@Richardgrant,
Law can have some influence on ethics, though I think the usual flow of ethical thought is circular. Law, cultural norms, authoritative and peer opinion conspire with our existing temperament and thought to determine our views.
We tend to have predispositions towards a particular view, we then look out into the world and find things to confirm out feelings about the way things "should" be, this reaffirms our views, which begins the cycle again. It seems rare for folks to question their initial premises in a critical way.
I think this pattern is very difficult to avoid. It is something I find particularly frustrating in my own life. I notice myself falling into this trap from time to time which makes me wonder how often I don't notice. I guess it's an epistemic problem as well as an ethical one for me.

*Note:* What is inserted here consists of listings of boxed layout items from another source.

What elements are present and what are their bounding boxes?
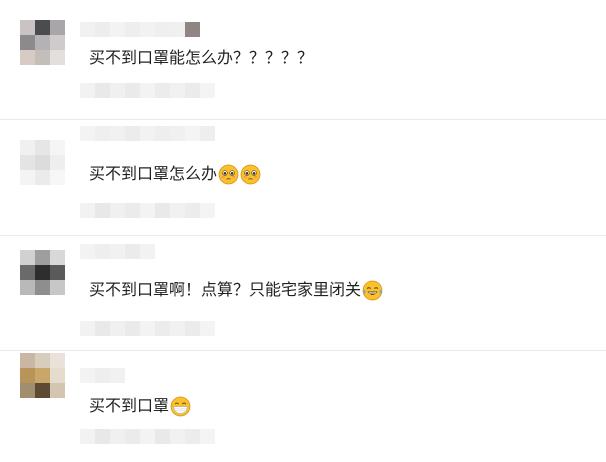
avatar[interactable] [20,140,65,185]
avatar[interactable] [20,250,65,295]
comment-meta [80,429,215,444]
comment-text: 买不到口罩啊！点算？只能宅家里闭关 [89,279,383,301]
avatar[interactable] [20,20,65,65]
comment-text: 买不到口罩能怎么办？？？？？ [89,47,313,69]
medical-mask-face-icon [170,396,191,416]
comment-item: 买不到口罩能怎么办？？？？？ [0,0,606,119]
comment-text: 买不到口罩怎么办 [89,163,261,185]
comment-item: 买不到口罩啊！点算？只能宅家里闭关 [0,236,606,350]
comment-meta [80,321,215,336]
pleading-face-icon [240,164,261,184]
comment-text-content: 买不到口罩能怎么办？？？？？ [89,48,314,67]
pleading-face-icon [218,164,239,184]
tears-of-joy-icon [362,280,383,300]
comment-meta [80,203,215,218]
comment-text: 买不到口罩 [89,395,191,417]
comment-item: 买不到口罩 [0,351,606,462]
comment-text-content: 买不到口罩啊！点算？只能宅家里闭关 [89,280,362,299]
comment-meta [80,83,215,98]
username[interactable] [80,368,125,383]
comment-list: 买不到口罩能怎么办？？？？？ 买不到口罩怎么办 买不到口罩啊！点算？只能宅家里闭… [0,0,606,462]
username[interactable] [80,22,200,37]
username[interactable] [80,244,155,259]
comment-text-content: 买不到口罩 [89,396,170,415]
comment-text-content: 买不到口罩怎么办 [89,164,218,183]
comment-item: 买不到口罩怎么办 [0,120,606,235]
avatar[interactable] [20,353,65,398]
username[interactable] [80,126,215,141]
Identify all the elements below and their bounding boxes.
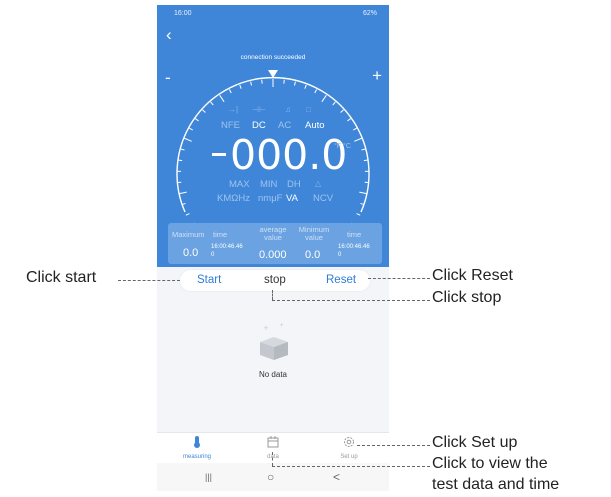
- tab-setup[interactable]: Set up: [319, 435, 379, 460]
- gauge-tick: [361, 148, 366, 151]
- meter-header: 16:00 62% ‹ connection succeeded - + →| …: [157, 5, 389, 267]
- empty-state-text: No data: [258, 370, 288, 379]
- time-value-2: 16:00:46.46: [338, 244, 370, 250]
- leader-stop: [272, 300, 430, 301]
- time-value-1: 16:00:46.46: [211, 244, 243, 250]
- minimum-value: 0.0: [305, 249, 321, 261]
- tab-bar: measuring data Set up: [157, 432, 389, 463]
- gauge-tick: [354, 137, 362, 142]
- control-bar: Start stop Reset: [180, 270, 370, 291]
- gauge-tick: [180, 148, 185, 151]
- temperature-unit: °F °C: [334, 143, 351, 150]
- tab-measuring[interactable]: measuring: [167, 435, 227, 460]
- time-label-2: time: [347, 230, 362, 239]
- recents-icon[interactable]: |||: [205, 472, 212, 482]
- gauge-tick: [359, 191, 368, 195]
- manual-page: 16:00 62% ‹ connection succeeded - + →| …: [0, 0, 611, 497]
- svg-text:+: +: [263, 324, 269, 332]
- time-sub-2: 0: [338, 252, 342, 258]
- warning-icon: △: [315, 179, 322, 188]
- unit-kmohz[interactable]: KMΩHz: [217, 193, 250, 204]
- mode-min[interactable]: MIN: [260, 179, 277, 190]
- diode-icon: →|: [228, 105, 239, 114]
- tab-label: data: [267, 454, 279, 460]
- callout-stop: Click stop: [432, 289, 502, 306]
- average-value: 0.000: [259, 249, 287, 261]
- tab-label: measuring: [182, 454, 211, 460]
- gauge-tick: [340, 109, 344, 113]
- mode-dc[interactable]: DC: [252, 120, 266, 131]
- callout-data-line1: Click to view the: [432, 455, 548, 472]
- reading-value: 000.0: [230, 131, 348, 179]
- gauge-tick: [188, 127, 193, 131]
- gauge-tick: [250, 81, 253, 86]
- mode-ncv[interactable]: NCV: [313, 193, 333, 204]
- svg-text:+: +: [279, 322, 284, 329]
- reset-button[interactable]: Reset: [326, 274, 356, 286]
- gauge-tick: [321, 94, 327, 103]
- callout-start: Click start: [26, 269, 97, 286]
- mode-nfe[interactable]: NFE: [221, 120, 240, 131]
- statistics-panel: Maximum 0.0 time 16:00:46.46 0 average v…: [168, 223, 382, 264]
- hold-icon: □: [306, 105, 311, 114]
- nav-back-icon[interactable]: <: [333, 470, 340, 484]
- mode-max[interactable]: MAX: [229, 179, 250, 190]
- leader-data-v: [272, 452, 273, 466]
- home-icon[interactable]: ○: [267, 470, 274, 484]
- start-button[interactable]: Start: [197, 274, 221, 286]
- mode-ac[interactable]: AC: [278, 120, 291, 131]
- gauge-tick: [210, 101, 214, 106]
- average-label: average value: [259, 225, 287, 242]
- gauge-tick: [185, 213, 190, 216]
- leader-start: [118, 280, 180, 281]
- gauge-tick: [314, 89, 318, 94]
- gauge-tick: [293, 81, 296, 86]
- leader-setup: [357, 445, 430, 446]
- time-label-1: time: [213, 230, 228, 239]
- stop-button[interactable]: stop: [264, 274, 286, 286]
- android-nav-bar: ||| ○ <: [157, 463, 389, 491]
- phone-screen: 16:00 62% ‹ connection succeeded - + →| …: [157, 5, 389, 491]
- gauge-tick: [332, 101, 336, 106]
- gauge-tick: [228, 89, 232, 94]
- maximum-label: Maximum: [172, 230, 205, 239]
- gauge-tick: [178, 191, 187, 195]
- tab-label: Set up: [340, 454, 358, 460]
- minimum-label: Minimum value: [298, 225, 330, 242]
- callout-setup: Click Set up: [432, 434, 518, 451]
- mode-dh[interactable]: DH: [287, 179, 301, 190]
- calendar-icon: [267, 436, 279, 448]
- gauge-tick: [363, 159, 368, 162]
- leader-reset: [368, 278, 430, 279]
- gauge-tick: [347, 118, 351, 122]
- gauge-tick: [353, 127, 358, 131]
- sign-indicator: [212, 153, 226, 156]
- gauge-tick: [356, 213, 361, 216]
- callout-reset: Click Reset: [432, 267, 513, 284]
- leader-stop-v: [272, 290, 273, 300]
- maximum-value: 0.0: [183, 247, 199, 259]
- capacitor-icon: ⊣⊢: [252, 105, 266, 114]
- time-sub-1: 0: [211, 252, 215, 258]
- empty-box-icon: + +: [260, 322, 288, 360]
- gauge-tick: [304, 84, 307, 89]
- mode-auto[interactable]: Auto: [305, 120, 325, 131]
- unit-nmuf[interactable]: nmμF: [258, 193, 282, 204]
- leader-data: [272, 466, 430, 467]
- gauge-tick: [184, 137, 192, 142]
- gauge-tick: [219, 94, 225, 103]
- gauge-pointer: [268, 70, 278, 78]
- gauge-tick: [239, 84, 242, 89]
- gauge-tick: [178, 159, 183, 162]
- callout-data-line2: test data and time: [432, 476, 560, 493]
- gauge-tick: [202, 109, 206, 113]
- thermometer-icon: [194, 436, 200, 448]
- gear-icon: [344, 437, 354, 447]
- tab-data[interactable]: data: [243, 435, 303, 460]
- continuity-icon: ♫: [285, 105, 291, 114]
- unit-va[interactable]: VA: [286, 193, 298, 204]
- gauge-tick: [195, 118, 199, 122]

I tend to think that the rest of humanity is at least as stupid as I am myself, but this maybe a logical error on my part
To bring it back to your questions however, I think you are right to think that violence is easy to abuse. I hold non-violence as one of the primary Ideals of my personal ethics largely for this reason. (By this I really mean not initializing violence, sometimes it seems necessary in defense.)

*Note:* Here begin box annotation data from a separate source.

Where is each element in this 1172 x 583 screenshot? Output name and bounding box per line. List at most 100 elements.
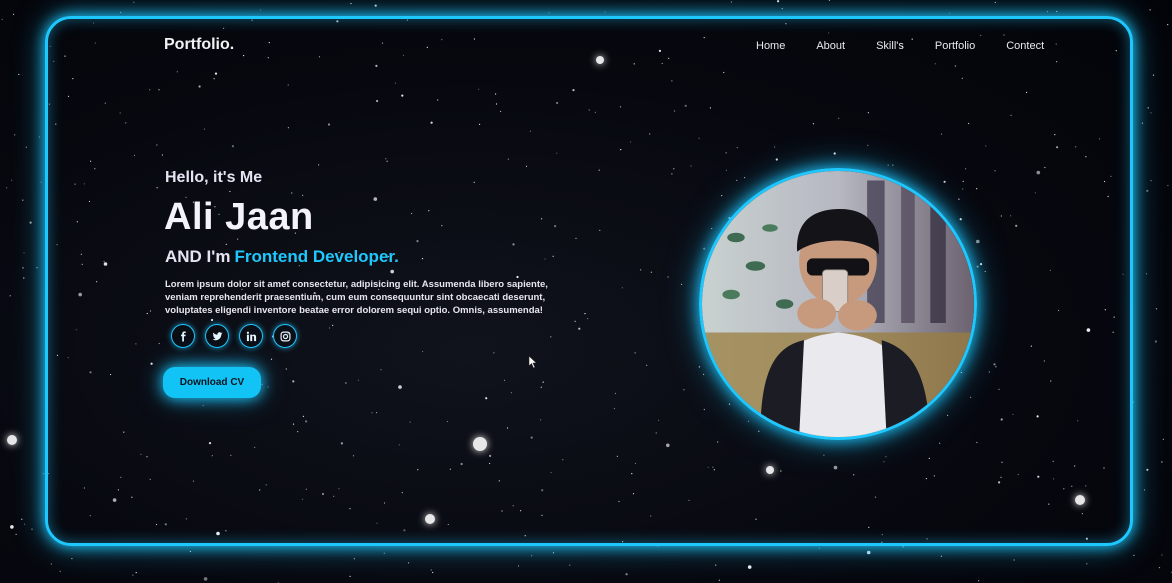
star	[12, 13, 15, 15]
star	[430, 569, 432, 571]
star	[1146, 468, 1149, 471]
star	[349, 575, 351, 578]
star	[1147, 107, 1149, 109]
hero-name: Ali Jaan	[164, 196, 314, 238]
star	[383, 552, 385, 554]
star	[18, 73, 20, 76]
star	[1154, 340, 1157, 343]
star	[1046, 11, 1049, 13]
star	[781, 8, 783, 10]
star	[1013, 559, 1015, 561]
star	[23, 252, 25, 254]
star	[1133, 554, 1135, 557]
nav-contact[interactable]: Contect	[1006, 40, 1044, 52]
star	[38, 136, 41, 138]
star	[548, 12, 550, 14]
star	[1, 18, 3, 21]
instagram-icon[interactable]	[273, 324, 297, 348]
star	[260, 9, 262, 11]
page: Portfolio. Home About Skill's Portfolio …	[0, 0, 1172, 583]
star	[432, 571, 434, 574]
nav-portfolio[interactable]: Portfolio	[935, 40, 975, 52]
star	[203, 577, 208, 581]
star	[517, 565, 520, 567]
star	[22, 267, 24, 269]
star	[135, 572, 137, 574]
hero-role: AND I'm Frontend Developer.	[165, 247, 399, 267]
star	[353, 558, 355, 560]
star	[1056, 10, 1058, 13]
star	[1161, 554, 1163, 556]
star	[569, 564, 571, 566]
star	[718, 579, 721, 581]
star	[949, 12, 951, 14]
nav-skills[interactable]: Skill's	[876, 40, 904, 52]
star	[818, 547, 820, 549]
mouse-cursor-icon	[528, 355, 538, 369]
star	[1152, 74, 1155, 76]
star	[407, 562, 410, 564]
site-logo[interactable]: Portfolio.	[164, 36, 234, 54]
nav-home[interactable]: Home	[756, 40, 785, 52]
star	[42, 473, 45, 475]
star	[23, 523, 26, 525]
star	[15, 533, 17, 536]
star	[9, 295, 11, 297]
star	[40, 181, 42, 183]
star	[604, 11, 606, 13]
star	[71, 558, 73, 560]
star	[1086, 563, 1088, 565]
star	[777, 0, 780, 3]
social-links	[171, 324, 307, 348]
star	[531, 555, 533, 557]
hero-description: Lorem ipsum dolor sit amet consectetur, …	[165, 279, 548, 316]
star	[120, 11, 122, 13]
star	[1158, 567, 1161, 569]
star	[828, 0, 830, 1]
star	[994, 1, 996, 4]
star	[625, 573, 628, 576]
bright-star	[7, 435, 17, 445]
star	[50, 563, 53, 565]
main-nav: Home About Skill's Portfolio Contect	[756, 40, 1044, 52]
star	[1150, 112, 1152, 114]
star	[11, 179, 13, 181]
person-photo-icon	[702, 171, 974, 437]
star	[747, 565, 752, 569]
star	[1155, 308, 1158, 310]
star	[23, 277, 25, 279]
star	[6, 187, 8, 189]
star	[1161, 461, 1163, 463]
star	[1145, 273, 1148, 275]
star	[1162, 438, 1164, 440]
star	[978, 580, 980, 582]
twitter-icon[interactable]	[205, 324, 229, 348]
nav-about[interactable]: About	[816, 40, 845, 52]
star	[1141, 122, 1144, 124]
star	[1167, 24, 1169, 26]
star	[31, 528, 33, 530]
star	[189, 550, 191, 553]
profile-photo	[699, 168, 977, 440]
star	[350, 2, 352, 5]
star	[132, 574, 134, 576]
facebook-icon[interactable]	[171, 324, 195, 348]
star	[133, 1, 135, 3]
star	[1143, 489, 1146, 491]
star	[21, 518, 23, 520]
star	[29, 221, 32, 224]
star	[1146, 189, 1149, 192]
star	[10, 525, 14, 529]
linkedin-icon[interactable]	[239, 324, 263, 348]
star	[25, 146, 27, 148]
star	[715, 564, 717, 566]
star	[552, 552, 555, 554]
star	[1150, 180, 1152, 182]
star	[59, 570, 61, 573]
hero-greeting: Hello, it's Me	[165, 169, 263, 186]
download-cv-button[interactable]: Download CV	[163, 367, 261, 398]
star	[902, 546, 904, 548]
star	[1167, 184, 1169, 187]
star	[940, 555, 943, 557]
star	[14, 134, 16, 136]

Violence, especially when motivated by feelings of righteous anger is very emotionally rewarding, and thus can become seductive. I don't think I'm alone in having felt the profound feeling of Properness that accompanies righteous punitive violence, though I rarely hear people speak of it that way.
I speculate that people need to believe they are acting out of justice and the acknowledgment of the pleasure involved prevents them from maintaining their illusions, so they actively ignore these influences. Motivations aside; it is easy to be lead into disproportionate (that is immoral) action by these emotions, even as we feel we are dispensing justice.

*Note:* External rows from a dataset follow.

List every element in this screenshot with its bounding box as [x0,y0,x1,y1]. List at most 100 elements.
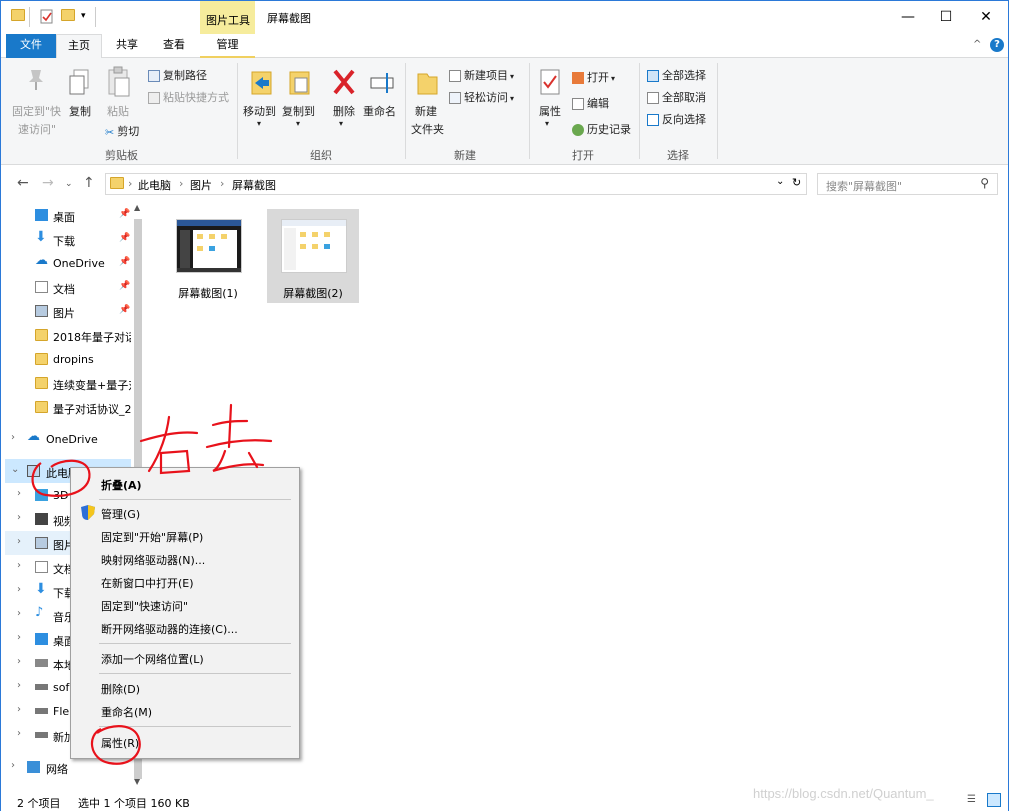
copy-path-button[interactable]: 复制路径 [148,67,207,83]
up-arrow-icon[interactable]: ↑ [83,175,95,191]
expand-chevron-icon[interactable]: › [17,608,21,619]
invert-selection-button[interactable]: 反向选择 [647,111,706,127]
menu-item-rename[interactable]: 重命名(M) [73,700,297,722]
menu-item-pin-start[interactable]: 固定到"开始"屏幕(P) [73,525,297,547]
nav-item-documents[interactable]: 文档 📌 [5,275,133,299]
picture-tools-tab-group: 图片工具 [200,1,255,34]
new-item-button[interactable]: 新建项目 ▾ [449,67,514,83]
details-view-icon[interactable]: ☰ [967,794,976,805]
properties-quick-icon[interactable] [39,9,55,25]
tab-manage[interactable]: 管理 [200,34,255,58]
new-folder-label-line1: 新建 [415,105,437,118]
open-button[interactable]: 打开 ▾ [572,69,615,85]
nav-item-onedrive[interactable]: › ☁ OneDrive [5,427,133,451]
paste-shortcut-icon [148,92,160,104]
large-icons-view-icon[interactable] [987,793,1001,807]
properties-button[interactable]: 属性 ▾ [539,103,561,128]
expand-chevron-icon[interactable]: › [17,728,21,739]
tab-view[interactable]: 查看 [153,34,195,58]
new-folder-button[interactable]: 新建 文件夹 [411,103,444,137]
expand-chevron-icon[interactable]: › [17,680,21,691]
expand-chevron-icon[interactable]: › [17,584,21,595]
history-button[interactable]: 历史记录 [572,121,631,137]
tab-home[interactable]: 主页 [56,34,102,59]
menu-item-properties[interactable]: 属性(R) [73,731,297,753]
paste-shortcut-button[interactable]: 粘贴快捷方式 [148,89,229,105]
new-folder-icon [415,68,441,101]
refresh-icon[interactable]: ↻ [792,176,801,189]
nav-item-pictures[interactable]: 图片 📌 [5,299,133,323]
edit-icon [572,98,584,110]
nav-item-downloads[interactable]: ⬇ 下载 📌 [5,227,133,251]
close-button[interactable]: ✕ [963,1,1009,33]
menu-item-manage[interactable]: 管理(G) [73,502,297,524]
back-arrow-icon[interactable]: ← [17,175,29,191]
file-item[interactable]: 屏幕截图(1) [162,209,254,303]
nav-item-folder-2[interactable]: dropins [5,347,133,371]
expand-chevron-icon[interactable]: › [17,560,21,571]
move-to-button[interactable]: 移动到 ▾ [243,103,276,128]
address-bar[interactable]: › 此电脑 › 图片 › 屏幕截图 ⌄ ↻ [105,173,807,195]
nav-item-folder-1[interactable]: 2018年量子对话 [5,323,133,347]
edit-label: 编辑 [587,97,609,110]
menu-item-collapse[interactable]: 折叠(A) [73,473,297,495]
search-icon[interactable]: ⚲ [980,176,989,190]
expand-chevron-icon[interactable]: › [17,704,21,715]
select-all-button[interactable]: 全部选择 [647,67,706,83]
file-item-selected[interactable]: 屏幕截图(2) [267,209,359,303]
nav-item-onedrive-quick[interactable]: ☁ OneDrive 📌 [5,251,133,275]
drive-icon [35,732,48,738]
scroll-up-icon[interactable]: ▲ [134,203,140,212]
paste-button[interactable]: 粘贴 [107,103,129,119]
breadcrumb-pictures[interactable]: 图片 [190,177,212,193]
tab-share[interactable]: 共享 [107,34,147,58]
menu-item-label: 固定到"开始"屏幕(P) [101,531,204,544]
help-icon[interactable]: ? [990,38,1004,52]
address-dropdown-icon[interactable]: ⌄ [776,176,784,187]
easy-access-button[interactable]: 轻松访问 ▾ [449,89,514,105]
nav-label: 文档 [53,283,75,296]
watermark: https://blog.csdn.net/Quantum_ [753,786,934,801]
search-box[interactable]: 搜索"屏幕截图" ⚲ [817,173,998,195]
pin-quick-access-button[interactable]: 固定到"快 速访问" [12,103,61,137]
collapse-chevron-icon[interactable]: ⌄ [11,464,19,475]
network-icon [27,761,40,773]
menu-item-pin-quick-access[interactable]: 固定到"快速访问" [73,594,297,616]
expand-chevron-icon[interactable]: › [11,432,15,443]
computer-icon [27,465,40,477]
select-none-label: 全部取消 [662,91,706,104]
edit-button[interactable]: 编辑 [572,95,609,111]
menu-item-add-network-location[interactable]: 添加一个网络位置(L) [73,647,297,669]
nav-item-folder-3[interactable]: 连续变量+量子对 [5,371,133,395]
context-menu: 折叠(A) 管理(G) 固定到"开始"屏幕(P) 映射网络驱动器(N)... 在… [70,467,300,759]
expand-chevron-icon[interactable]: › [17,632,21,643]
expand-chevron-icon[interactable]: › [17,656,21,667]
expand-chevron-icon[interactable]: › [17,512,21,523]
navigation-bar: ← → ⌄ ↑ › 此电脑 › 图片 › 屏幕截图 ⌄ ↻ 搜索"屏幕截图" ⚲ [1,171,1008,199]
copy-button[interactable]: 复制 [69,103,91,119]
expand-chevron-icon[interactable]: › [17,536,21,547]
menu-item-map-drive[interactable]: 映射网络驱动器(N)... [73,548,297,570]
expand-chevron-icon[interactable]: › [11,760,15,771]
delete-button[interactable]: 删除 ▾ [333,103,355,128]
breadcrumb-screenshots[interactable]: 屏幕截图 [232,177,276,193]
file-name: 屏幕截图(2) [283,287,343,300]
menu-item-delete[interactable]: 删除(D) [73,677,297,699]
delete-label: 删除 [333,105,355,118]
breadcrumb-this-pc[interactable]: 此电脑 [138,177,171,193]
collapse-ribbon-icon[interactable]: ^ [973,39,981,50]
copy-to-button[interactable]: 复制到 ▾ [282,103,315,128]
forward-arrow-icon[interactable]: → [42,175,54,191]
menu-item-open-new-window[interactable]: 在新窗口中打开(E) [73,571,297,593]
cut-button[interactable]: ✂ 剪切 [105,123,139,139]
nav-item-folder-4[interactable]: 量子对话协议_20 [5,395,133,419]
recent-locations-chevron-icon[interactable]: ⌄ [65,179,73,189]
rename-button[interactable]: 重命名 [363,103,396,119]
nav-item-desktop[interactable]: 桌面 📌 [5,203,133,227]
expand-chevron-icon[interactable]: › [17,488,21,499]
select-none-button[interactable]: 全部取消 [647,89,706,105]
new-folder-quick-icon[interactable] [61,9,77,25]
tab-file[interactable]: 文件 [6,34,56,58]
menu-item-disconnect-drive[interactable]: 断开网络驱动器的连接(C)... [73,617,297,639]
nav-label: Fle [53,705,70,718]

Is it ever "right" to use violence to dissuade a person from an undesirable, but non-violent behavior? I'm sure that it is not! However my certainty of this is emotional primarily. There is a certain irony to using the Law (that is violent coercion) to prevent parental coercion. Degree is obviously important here, a slap is clearly less damaging than a beating, and I think all would agree that some take beating their children to an extent that is morally wrong beyond all reason.
Where these lines of distinction are drawn is inevitably variable. I'm not one to impose my own norms of behavior on others via violence, but I'm in the minority with that opinion. Most people are just fine with doing that. Violence is in fact still endemic, it's just more polite these days. Lawyers are the hired thugs of our modern age.
I have no solutions; but, as you say, the questions themselves and our experience of them is often more useful than a definite answer to any of them.